The design of visualisations that favour the understanding of complex, multi-categorical data, is a challenge for different fields, especially when the visualisation targets non-scientific audiences without a solid knowledge in data visualisation. In the case of multiple user profile scenarios with very diverse needs, the application of a user-centred design focusing solely on the most common functionalities or requirements would not be sufficient. The customisation of the tool must take on a new dimension and not limit itself to a basic level of analysis, but rather offer high flexibility to meet specific and sometimes evolving needs39.

The main lessons learnt during the design process of the tool described in the present study can be applied to any other service aiming to facilitate the analysis and visualisation of public opinion data of any kind to various types of users, independently of their level of expertise in dealing with multi-categorical datasets. These learnings are summarised in the points 1–5 below.

  1. 1.

    Understanding the concerns, actions taken, and information channels used by different socio-demographic groups, can be a first step to delve into the true reasons why citizens do not actively engage in the activities promoted by certain campaigns. Being aware of factors such as precarious economic situations or vested interests, can help public servants understand different behaviours and tackle social barriers from a new perspective.

  2. 2.

    Including a validation with experts and non-state actors as part of the user-centred design is helpful to assess the point of view of potential users, which are often overly focused on their own particular needs and can miss some general usability aspects. This is a valuable new step that has been introduced into the methodology, as the detection of problems when using a tool can lead us to redefine and improve the initial approach and, at the same time, enhance the sustainability of the final product development76.

  3. 3.

    Visualising multi-categorical data must be easy and flexible, and adapt to the specific and changing needs of potential users (e.g. administrations and public institutions). In these cases, generalising functionalities that are suitable for the majority of users is not enough, and it is necessary to combine usability with a high level of customisation. In other words, users should be able to see the information in a way that facilitates the task they want to perform at a given time, and according to their personal needs.

  4. 4.

    Different visualisations can target various profiles and objectives within the staff of administration and are closely related to the search patterns of users. Thus the visualisations need to be tailored to support both exploration and analytical tasks (used by analysts, data experts, sociologists, etc.) as well as management tasks aimed at obtaining summaries, rankings and information for reaching conclusions.

  5. 5.

    Providing powerful functionalities can increase the level of demand from users. Indeed, advanced features allow users to make better use of the tool and identify additional needs which, in turn, lead to new features. This is an iterative process which promotes constant improvement.
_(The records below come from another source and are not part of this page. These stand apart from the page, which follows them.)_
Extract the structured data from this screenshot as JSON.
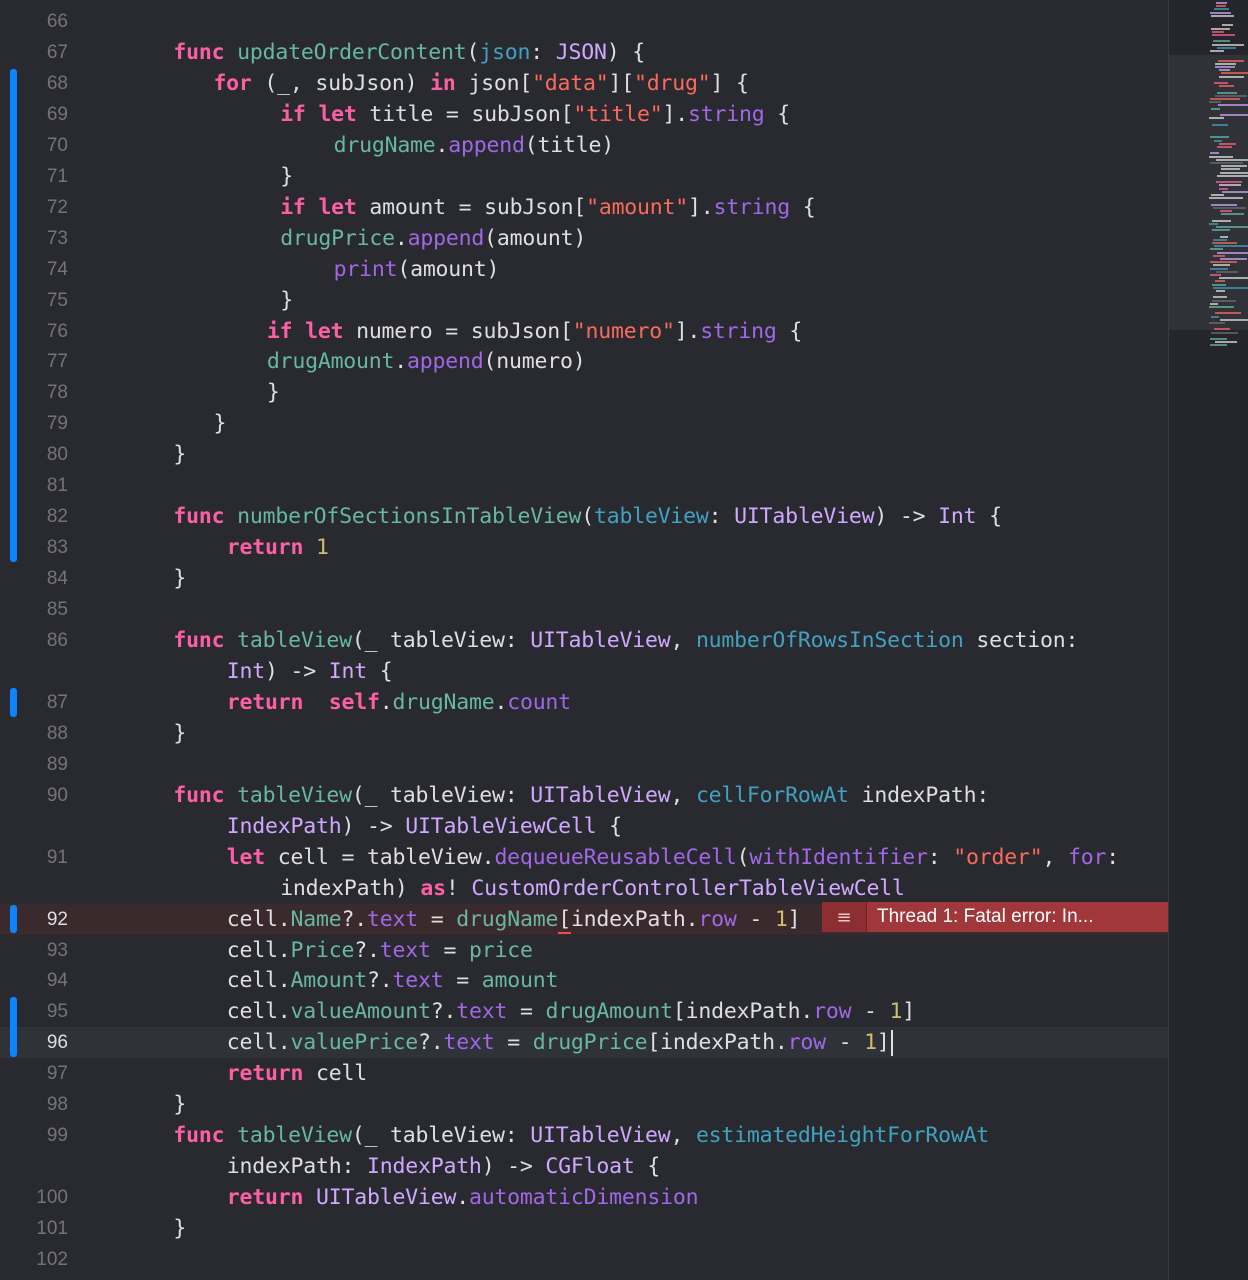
{
  "editor": {
    "lines": [
      {
        "num": "66",
        "indent": 0,
        "tokens": []
      },
      {
        "num": "67",
        "indent": 4,
        "tokens": [
          [
            "kw",
            "func"
          ],
          [
            "pl",
            " "
          ],
          [
            "fn",
            "updateOrderContent"
          ],
          [
            "pl",
            "("
          ],
          [
            "ps",
            "json"
          ],
          [
            "pl",
            ": "
          ],
          [
            "ty",
            "JSON"
          ],
          [
            "pl",
            ") {"
          ]
        ]
      },
      {
        "num": "68",
        "indent": 7,
        "tokens": [
          [
            "kw",
            "for"
          ],
          [
            "pl",
            " (_, subJson) "
          ],
          [
            "kw",
            "in"
          ],
          [
            "pl",
            " json["
          ],
          [
            "str",
            "\"data\""
          ],
          [
            "pl",
            "]["
          ],
          [
            "str",
            "\"drug\""
          ],
          [
            "pl",
            "] {"
          ]
        ]
      },
      {
        "num": "69",
        "indent": 12,
        "tokens": [
          [
            "kw",
            "if"
          ],
          [
            "pl",
            " "
          ],
          [
            "kw",
            "let"
          ],
          [
            "pl",
            " title = subJson["
          ],
          [
            "str",
            "\"title\""
          ],
          [
            "pl",
            "]."
          ],
          [
            "tyc",
            "string"
          ],
          [
            "pl",
            " {"
          ]
        ]
      },
      {
        "num": "70",
        "indent": 16,
        "tokens": [
          [
            "fn",
            "drugName"
          ],
          [
            "pl",
            "."
          ],
          [
            "tyc",
            "append"
          ],
          [
            "pl",
            "(title)"
          ]
        ]
      },
      {
        "num": "71",
        "indent": 12,
        "tokens": [
          [
            "pl",
            "}"
          ]
        ]
      },
      {
        "num": "72",
        "indent": 12,
        "tokens": [
          [
            "kw",
            "if"
          ],
          [
            "pl",
            " "
          ],
          [
            "kw",
            "let"
          ],
          [
            "pl",
            " amount = subJson["
          ],
          [
            "str",
            "\"amount\""
          ],
          [
            "pl",
            "]."
          ],
          [
            "tyc",
            "string"
          ],
          [
            "pl",
            " {"
          ]
        ]
      },
      {
        "num": "73",
        "indent": 12,
        "tokens": [
          [
            "fn",
            "drugPrice"
          ],
          [
            "pl",
            "."
          ],
          [
            "tyc",
            "append"
          ],
          [
            "pl",
            "(amount)"
          ]
        ]
      },
      {
        "num": "74",
        "indent": 16,
        "tokens": [
          [
            "tyc",
            "print"
          ],
          [
            "pl",
            "(amount)"
          ]
        ]
      },
      {
        "num": "75",
        "indent": 12,
        "tokens": [
          [
            "pl",
            "}"
          ]
        ]
      },
      {
        "num": "76",
        "indent": 11,
        "tokens": [
          [
            "kw",
            "if"
          ],
          [
            "pl",
            " "
          ],
          [
            "kw",
            "let"
          ],
          [
            "pl",
            " numero = subJson["
          ],
          [
            "str",
            "\"numero\""
          ],
          [
            "pl",
            "]."
          ],
          [
            "tyc",
            "string"
          ],
          [
            "pl",
            " {"
          ]
        ]
      },
      {
        "num": "77",
        "indent": 11,
        "tokens": [
          [
            "fn",
            "drugAmount"
          ],
          [
            "pl",
            "."
          ],
          [
            "tyc",
            "append"
          ],
          [
            "pl",
            "(numero)"
          ]
        ]
      },
      {
        "num": "78",
        "indent": 11,
        "tokens": [
          [
            "pl",
            "}"
          ]
        ]
      },
      {
        "num": "79",
        "indent": 7,
        "tokens": [
          [
            "pl",
            "}"
          ]
        ]
      },
      {
        "num": "80",
        "indent": 4,
        "tokens": [
          [
            "pl",
            "}"
          ]
        ]
      },
      {
        "num": "81",
        "indent": 0,
        "tokens": []
      },
      {
        "num": "82",
        "indent": 4,
        "tokens": [
          [
            "kw",
            "func"
          ],
          [
            "pl",
            " "
          ],
          [
            "fn",
            "numberOfSectionsInTableView"
          ],
          [
            "pl",
            "("
          ],
          [
            "ps",
            "tableView"
          ],
          [
            "pl",
            ": "
          ],
          [
            "ty",
            "UITableView"
          ],
          [
            "pl",
            ") -> "
          ],
          [
            "ty",
            "Int"
          ],
          [
            "pl",
            " {"
          ]
        ]
      },
      {
        "num": "83",
        "indent": 8,
        "tokens": [
          [
            "kw",
            "return"
          ],
          [
            "pl",
            " "
          ],
          [
            "num",
            "1"
          ]
        ]
      },
      {
        "num": "84",
        "indent": 4,
        "tokens": [
          [
            "pl",
            "}"
          ]
        ]
      },
      {
        "num": "85",
        "indent": 0,
        "tokens": []
      },
      {
        "num": "86",
        "indent": 4,
        "tokens": [
          [
            "kw",
            "func"
          ],
          [
            "pl",
            " "
          ],
          [
            "fn",
            "tableView"
          ],
          [
            "pl",
            "(_ tableView: "
          ],
          [
            "ty",
            "UITableView"
          ],
          [
            "pl",
            ", "
          ],
          [
            "ps",
            "numberOfRowsInSection"
          ],
          [
            "pl",
            " section:"
          ]
        ]
      },
      {
        "num": "",
        "indent": 8,
        "tokens": [
          [
            "ty",
            "Int"
          ],
          [
            "pl",
            ") -> "
          ],
          [
            "ty",
            "Int"
          ],
          [
            "pl",
            " {"
          ]
        ]
      },
      {
        "num": "87",
        "indent": 8,
        "tokens": [
          [
            "kw",
            "return"
          ],
          [
            "pl",
            "  "
          ],
          [
            "kw",
            "self"
          ],
          [
            "pl",
            "."
          ],
          [
            "fn",
            "drugName"
          ],
          [
            "pl",
            "."
          ],
          [
            "tyc",
            "count"
          ]
        ]
      },
      {
        "num": "88",
        "indent": 4,
        "tokens": [
          [
            "pl",
            "}"
          ]
        ]
      },
      {
        "num": "89",
        "indent": 0,
        "tokens": []
      },
      {
        "num": "90",
        "indent": 4,
        "tokens": [
          [
            "kw",
            "func"
          ],
          [
            "pl",
            " "
          ],
          [
            "fn",
            "tableView"
          ],
          [
            "pl",
            "(_ tableView: "
          ],
          [
            "ty",
            "UITableView"
          ],
          [
            "pl",
            ", "
          ],
          [
            "ps",
            "cellForRowAt"
          ],
          [
            "pl",
            " indexPath:"
          ]
        ]
      },
      {
        "num": "",
        "indent": 8,
        "tokens": [
          [
            "ty",
            "IndexPath"
          ],
          [
            "pl",
            ") -> "
          ],
          [
            "ty",
            "UITableViewCell"
          ],
          [
            "pl",
            " {"
          ]
        ]
      },
      {
        "num": "91",
        "indent": 8,
        "tokens": [
          [
            "kw",
            "let"
          ],
          [
            "pl",
            " cell = tableView."
          ],
          [
            "tyc",
            "dequeueReusableCell"
          ],
          [
            "pl",
            "("
          ],
          [
            "tyc",
            "withIdentifier"
          ],
          [
            "pl",
            ": "
          ],
          [
            "str",
            "\"order\""
          ],
          [
            "pl",
            ", "
          ],
          [
            "tyc",
            "for"
          ],
          [
            "pl",
            ":"
          ]
        ]
      },
      {
        "num": "",
        "indent": 12,
        "tokens": [
          [
            "pl",
            "indexPath) "
          ],
          [
            "kw",
            "as"
          ],
          [
            "pl",
            "! "
          ],
          [
            "ty",
            "CustomOrderControllerTableViewCell"
          ]
        ]
      },
      {
        "num": "92",
        "indent": 8,
        "tokens": [
          [
            "pl",
            "cell."
          ],
          [
            "fn",
            "Name"
          ],
          [
            "pl",
            "?."
          ],
          [
            "tyc",
            "text"
          ],
          [
            "pl",
            " = "
          ],
          [
            "fn",
            "drugName"
          ],
          [
            "err",
            "["
          ],
          [
            "pl",
            "indexPath."
          ],
          [
            "tyc",
            "row"
          ],
          [
            "pl",
            " - "
          ],
          [
            "num",
            "1"
          ],
          [
            "pl",
            "]"
          ]
        ]
      },
      {
        "num": "93",
        "indent": 8,
        "tokens": [
          [
            "pl",
            "cell."
          ],
          [
            "fn",
            "Price"
          ],
          [
            "pl",
            "?."
          ],
          [
            "tyc",
            "text"
          ],
          [
            "pl",
            " = "
          ],
          [
            "fn",
            "price"
          ]
        ]
      },
      {
        "num": "94",
        "indent": 8,
        "tokens": [
          [
            "pl",
            "cell."
          ],
          [
            "fn",
            "Amount"
          ],
          [
            "pl",
            "?."
          ],
          [
            "tyc",
            "text"
          ],
          [
            "pl",
            " = "
          ],
          [
            "fn",
            "amount"
          ]
        ]
      },
      {
        "num": "95",
        "indent": 8,
        "tokens": [
          [
            "pl",
            "cell."
          ],
          [
            "fn",
            "valueAmount"
          ],
          [
            "pl",
            "?."
          ],
          [
            "tyc",
            "text"
          ],
          [
            "pl",
            " = "
          ],
          [
            "fn",
            "drugAmount"
          ],
          [
            "pl",
            "[indexPath."
          ],
          [
            "tyc",
            "row"
          ],
          [
            "pl",
            " - "
          ],
          [
            "num",
            "1"
          ],
          [
            "pl",
            "]"
          ]
        ]
      },
      {
        "num": "96",
        "indent": 8,
        "tokens": [
          [
            "pl",
            "cell."
          ],
          [
            "fn",
            "valuePrice"
          ],
          [
            "pl",
            "?."
          ],
          [
            "tyc",
            "text"
          ],
          [
            "pl",
            " = "
          ],
          [
            "fn",
            "drugPrice"
          ],
          [
            "pl",
            "[indexPath."
          ],
          [
            "tyc",
            "row"
          ],
          [
            "pl",
            " - "
          ],
          [
            "num",
            "1"
          ],
          [
            "pl",
            "]"
          ]
        ]
      },
      {
        "num": "97",
        "indent": 8,
        "tokens": [
          [
            "kw",
            "return"
          ],
          [
            "pl",
            " cell"
          ]
        ]
      },
      {
        "num": "98",
        "indent": 4,
        "tokens": [
          [
            "pl",
            "}"
          ]
        ]
      },
      {
        "num": "99",
        "indent": 4,
        "tokens": [
          [
            "kw",
            "func"
          ],
          [
            "pl",
            " "
          ],
          [
            "fn",
            "tableView"
          ],
          [
            "pl",
            "(_ tableView: "
          ],
          [
            "ty",
            "UITableView"
          ],
          [
            "pl",
            ", "
          ],
          [
            "ps",
            "estimatedHeightForRowAt"
          ]
        ]
      },
      {
        "num": "",
        "indent": 8,
        "tokens": [
          [
            "pl",
            "indexPath: "
          ],
          [
            "ty",
            "IndexPath"
          ],
          [
            "pl",
            ") -> "
          ],
          [
            "ty",
            "CGFloat"
          ],
          [
            "pl",
            " {"
          ]
        ]
      },
      {
        "num": "100",
        "indent": 8,
        "tokens": [
          [
            "kw",
            "return"
          ],
          [
            "pl",
            " "
          ],
          [
            "ty",
            "UITableView"
          ],
          [
            "pl",
            "."
          ],
          [
            "tyc",
            "automaticDimension"
          ]
        ]
      },
      {
        "num": "101",
        "indent": 4,
        "tokens": [
          [
            "pl",
            "}"
          ]
        ]
      },
      {
        "num": "102",
        "indent": 0,
        "tokens": []
      }
    ],
    "error": {
      "line": "92",
      "icon": "list-icon",
      "message": "Thread 1: Fatal error: In..."
    },
    "current_line": "96",
    "changed_lines": [
      "68",
      "69",
      "70",
      "71",
      "72",
      "73",
      "74",
      "75",
      "76",
      "77",
      "78",
      "79",
      "80",
      "81",
      "82",
      "83",
      "87",
      "92",
      "95",
      "96"
    ]
  },
  "colors": {
    "background": "#292a30",
    "keyword": "#fc5fa3",
    "function": "#67b7a4",
    "type": "#d0a8ff",
    "string": "#fc6a5d",
    "number": "#d0bf69",
    "change_bar": "#0a84ff",
    "error": "#a0373a"
  }
}
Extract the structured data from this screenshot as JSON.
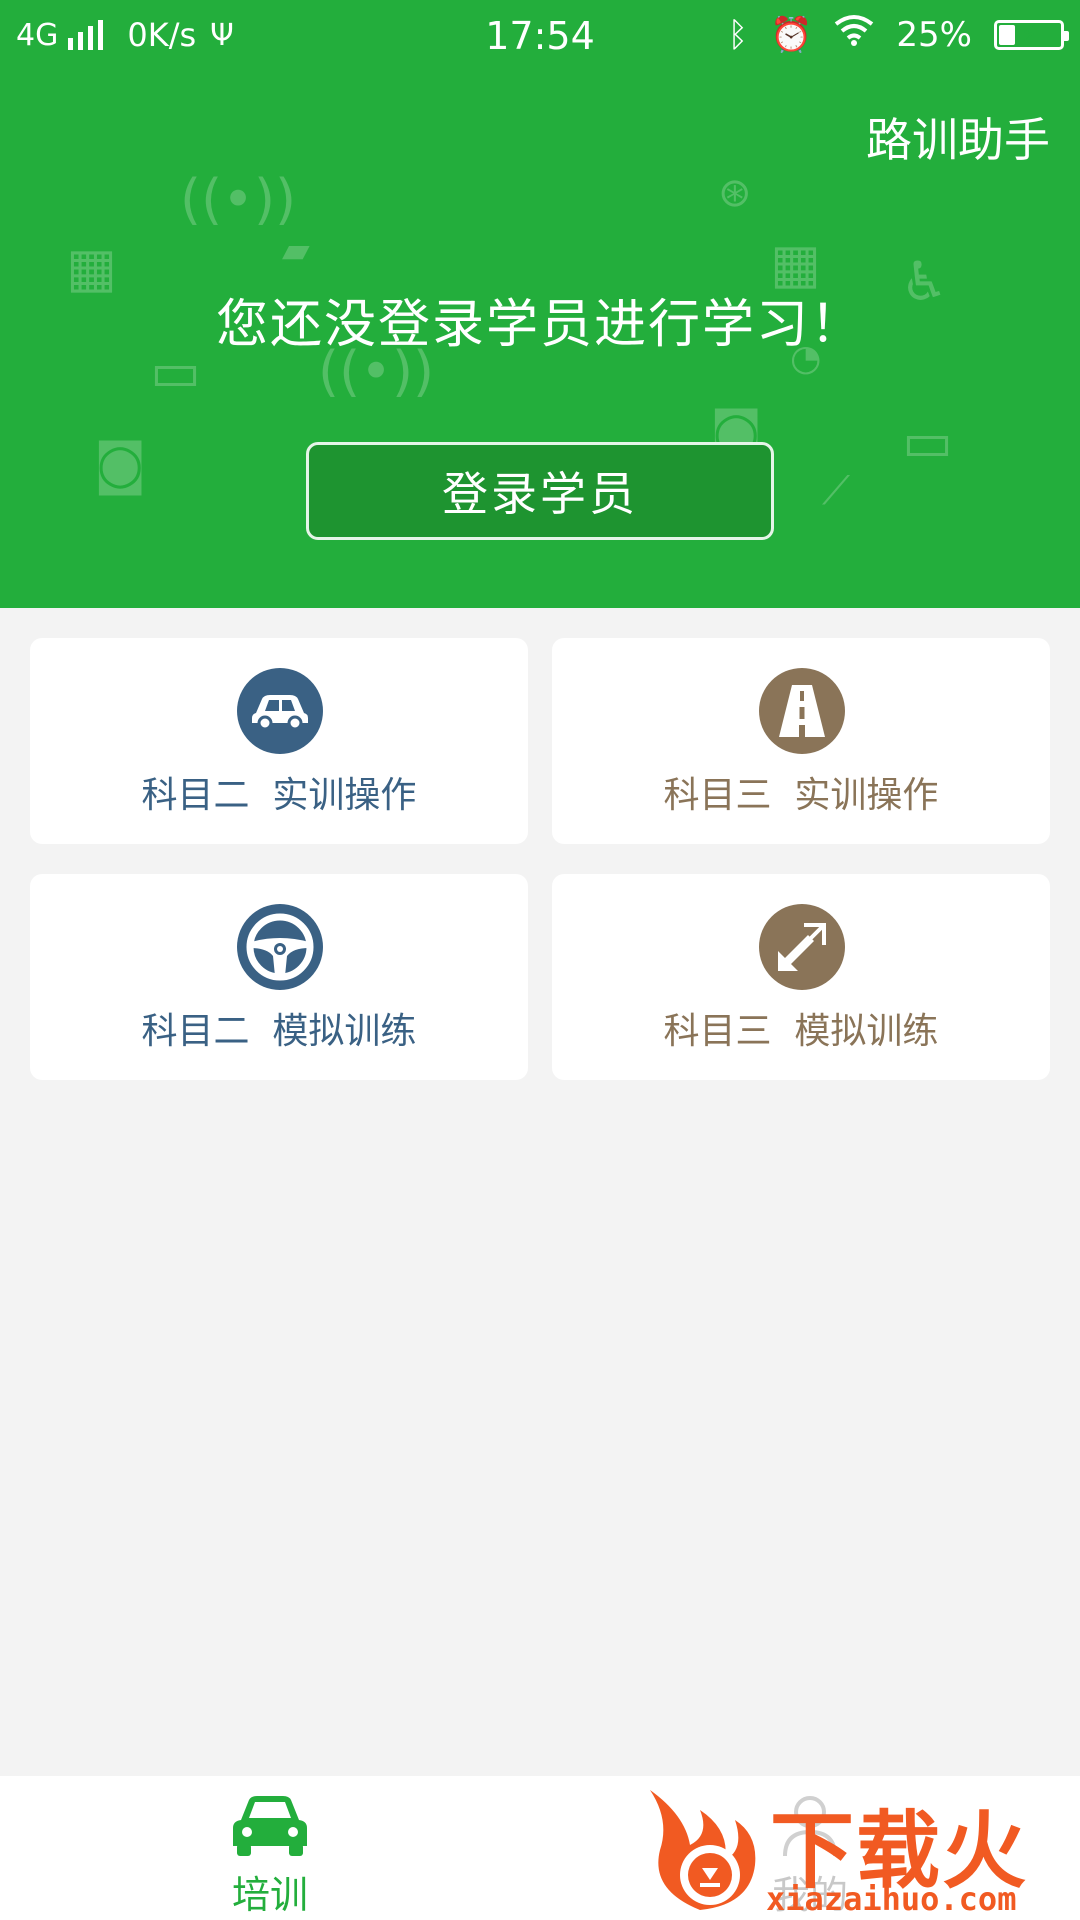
{
  "status_bar": {
    "network": "4G",
    "speed": "0K/s",
    "time": "17:54",
    "battery": "25%",
    "battery_level": 0.25
  },
  "header": {
    "app_title": "路训助手",
    "prompt": "您还没登录学员进行学习！",
    "login_button": "登录学员"
  },
  "cards": [
    {
      "label": "科目二  实训操作",
      "icon": "car-icon",
      "color": "#3a6184"
    },
    {
      "label": "科目三  实训操作",
      "icon": "road-icon",
      "color": "#8a7458"
    },
    {
      "label": "科目二  模拟训练",
      "icon": "steering-wheel-icon",
      "color": "#3a6184"
    },
    {
      "label": "科目三  模拟训练",
      "icon": "expand-arrows-icon",
      "color": "#8a7458"
    }
  ],
  "bottom_nav": {
    "items": [
      {
        "label": "培训",
        "icon": "car-icon",
        "active": true
      },
      {
        "label": "我的",
        "icon": "person-icon",
        "active": false
      }
    ]
  },
  "watermark": {
    "brand": "下载火",
    "url": "xiazaihuo.com"
  },
  "colors": {
    "primary_green": "#23ae3c",
    "button_green": "#1e9430",
    "blue": "#3a6184",
    "brown": "#8a7458",
    "background": "#f3f3f3"
  }
}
Facilitating the analysis of public opinion information that supports decision-making will help administrative bodies to develop more efficient and group-centric campaigns. However, administrations and public institutions will not be the only beneficiaries, since this knowledge will be used to support the development of policies truly shaped by the needs of citizens. This will contribute to a paradigm shift: helping to empower citizens and make them more responsible and aware of the need to change habits and, at the same time, urging administrations to implement the necessary measures to deal with the social and environmental challenges that we are now facing.